Posted 4/6/2009 8:43 AM (GMT -7)
I’m so glad you came here, and I hope you will continue to post about your feelings and your situation. My heart went out to you when I read your post, as I do understand all too well what it is like to suffer from anxiety, and to have an ongoing legal situation after a stressful and costly experience. I hope you don’t mind if I share my experience with you here, so that I can give you some background info and then tell you how I have learned to cope with it.
I have been in and out of court for what seems like an eternity because of my ex-husband’s misdeeds. I left him and subsequently divorced him because of his violent and abusive behaviour towards me. It was one of the hardest experiences of my life, and there has been some residual stress because of what he has done ‘after the fact’. Since the time that I left, he has sold the business we owned together behind my back and against court orders, and has done who-knows-what with the money (he claimed that he spent it all, but I have my doubts….it was quite a sum of money). He has completely trashed the house that we owned together, so that it is worth virtually nothing and cannot be sold, and this was following another court order to grant sole ownership of the property to me. And, to top it off, he dissolved all of our joint assets without my knowledge or consent and disappeared, leaving me with nothing from our marriage or our co-ownership in business, and also leaving his biological children without child support (and his first wife without any co-parenting support). The authorities have no interest in trying to discover his whereabouts, since he has apparently left the state that we lived in, and also because I am no longer a resident of the U.S. (I left the country for my own personal safety, and to be back where I grew up and would feel the least amount of stress that was possible). I am not in a financial position to fund a search with a private investigator. Furthermore, it is doubtful, given what has already happened, that I will ever see a dime of the hundreds of thousands of dollars that he owes me even if I were to track him down.
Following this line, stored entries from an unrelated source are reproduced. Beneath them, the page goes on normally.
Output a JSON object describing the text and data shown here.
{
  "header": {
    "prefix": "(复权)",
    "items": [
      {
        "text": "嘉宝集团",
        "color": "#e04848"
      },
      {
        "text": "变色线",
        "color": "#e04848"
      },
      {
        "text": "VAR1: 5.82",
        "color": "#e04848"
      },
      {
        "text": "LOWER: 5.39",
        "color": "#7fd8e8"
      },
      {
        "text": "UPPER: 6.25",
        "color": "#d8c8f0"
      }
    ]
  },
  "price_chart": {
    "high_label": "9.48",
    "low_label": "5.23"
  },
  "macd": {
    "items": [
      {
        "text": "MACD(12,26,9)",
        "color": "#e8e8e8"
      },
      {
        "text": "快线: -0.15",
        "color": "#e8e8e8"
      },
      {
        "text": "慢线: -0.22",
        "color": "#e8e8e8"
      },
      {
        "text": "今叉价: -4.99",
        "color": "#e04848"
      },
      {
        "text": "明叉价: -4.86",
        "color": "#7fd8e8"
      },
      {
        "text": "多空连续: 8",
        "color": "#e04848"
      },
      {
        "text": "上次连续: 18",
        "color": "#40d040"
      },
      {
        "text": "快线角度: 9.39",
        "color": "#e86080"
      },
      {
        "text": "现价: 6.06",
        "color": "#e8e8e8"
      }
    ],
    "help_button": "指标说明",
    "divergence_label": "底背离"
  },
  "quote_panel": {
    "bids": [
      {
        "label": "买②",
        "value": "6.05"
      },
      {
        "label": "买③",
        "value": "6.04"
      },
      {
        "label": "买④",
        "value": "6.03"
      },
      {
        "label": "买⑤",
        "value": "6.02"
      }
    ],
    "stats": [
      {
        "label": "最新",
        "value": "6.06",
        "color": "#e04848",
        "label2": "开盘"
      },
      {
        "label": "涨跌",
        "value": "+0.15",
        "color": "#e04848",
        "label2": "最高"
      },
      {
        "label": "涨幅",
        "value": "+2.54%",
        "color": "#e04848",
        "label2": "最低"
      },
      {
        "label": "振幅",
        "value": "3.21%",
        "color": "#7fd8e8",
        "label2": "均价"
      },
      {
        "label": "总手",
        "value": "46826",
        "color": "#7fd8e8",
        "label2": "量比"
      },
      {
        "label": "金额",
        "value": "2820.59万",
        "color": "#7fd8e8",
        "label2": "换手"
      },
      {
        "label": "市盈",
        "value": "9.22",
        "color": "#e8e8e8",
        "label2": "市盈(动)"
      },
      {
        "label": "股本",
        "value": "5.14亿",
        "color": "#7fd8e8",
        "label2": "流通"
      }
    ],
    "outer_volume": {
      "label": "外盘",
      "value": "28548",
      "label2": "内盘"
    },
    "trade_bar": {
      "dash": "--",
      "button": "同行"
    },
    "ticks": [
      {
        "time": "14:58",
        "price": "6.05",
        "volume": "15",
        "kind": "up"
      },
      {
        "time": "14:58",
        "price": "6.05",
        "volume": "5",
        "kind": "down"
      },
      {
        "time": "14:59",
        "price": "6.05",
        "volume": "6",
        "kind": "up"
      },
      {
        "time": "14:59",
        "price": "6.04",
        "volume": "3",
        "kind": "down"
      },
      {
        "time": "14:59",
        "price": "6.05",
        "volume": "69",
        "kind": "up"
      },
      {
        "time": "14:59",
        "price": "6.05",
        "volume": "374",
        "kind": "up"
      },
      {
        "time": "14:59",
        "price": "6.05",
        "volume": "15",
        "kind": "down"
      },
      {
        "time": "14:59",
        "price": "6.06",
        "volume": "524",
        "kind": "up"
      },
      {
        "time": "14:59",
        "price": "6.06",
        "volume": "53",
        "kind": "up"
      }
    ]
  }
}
As you can imagine, I have struggled greatly with the unfairness of the situation….the lack of control I’ve had, despite winning each and every battle along the way in court……and the financial pressures of trying to pay off joint debts and legal bills (which he was ordered to pay, of course)….not to mention trying to deal with the incredible anxiety and PTSD I had following the violence and emotional abuse of our marriage.
I could not get through this without my wonderful therapist. She has helped me so much, firstly by assisting me in finding ways to ‘compartmentalize’ the stress around each and every court appearance. I understood when I read your post how it feels when the thoughts keep ‘popping up’ and how the stress can totally ruin your day. It has taken a lot of practice, and I still continue to work on it, but I am finally seeing some progress in my ability to ‘flip the switch’ and focus on other things. It is a matter of knowing that each time I have made a phonecall to my lawyer, or made a court appearance, etc., that I have done what I can do for the moment, and I mentally “put it in a box” and set it on the shelf, so to speak.
I also have developed a list of things that I can do to change my focus, whether it be to spend time on a pet project, or to go out for a walk with a friend, work outside in my garden, or go to see a movie or a play (you get my point here!). I used to think that by distracting myself I was ignoring things that needed to be attended to, but I finally learned that by focusing too much on the things that were bothering me, I was robbing myself of any and all enjoyment in my life, and crippling myself in my ability to cope with work or any other day-to-day responsibilities.
I know it’s all too easy for me to say, “put it in a box” or “distract yourself with something enjoyable”, but I promise you, I would not suggest these things if they had not worked for me (with practice and patience). I would also highly recommend that you talk to someone, professionally, and maybe see if you can start some Cognitive behavioural Therapy. I practice this with my therapist, but I also know from the posts on these boards that there is a resource called The Mood Gym, which is a self-help, online CBT program. (Oh, I see Nanners and Kitt have already mentioned it!) It would be worthwhile to look into it, especially if you don’t have access to a counselor right now.
In addition, I have found that relaxation breathing exercises, meditation, and even hypnosis have helped me greatly to decompress and focus on more pleasant things when the negativity is just overwhelming me. Don't hesitate to look into different alternatives to find what is right for you.
By the way, don’t be down on yourself for missing something ‘material’. Yes, money isn’t everything, but I do understand the loss that you feel when you work very hard for something and it is taken away from you. You have a right to grieve that loss, and to recognize the effort you made to achieve something you wanted for yourself. I hope very much that you will be able to move forward and find a way to cope with the stress of your situation. I can tell you, from experience, that it IS possible to find a way out of this. There is nothing that can fully explain why bad things happen to us, but there IS hope and help out there for us to find ourselves again and move into a new and better phase of life. I wish you all the luck in the world, P11, and hope you will come back and tell us how things are going.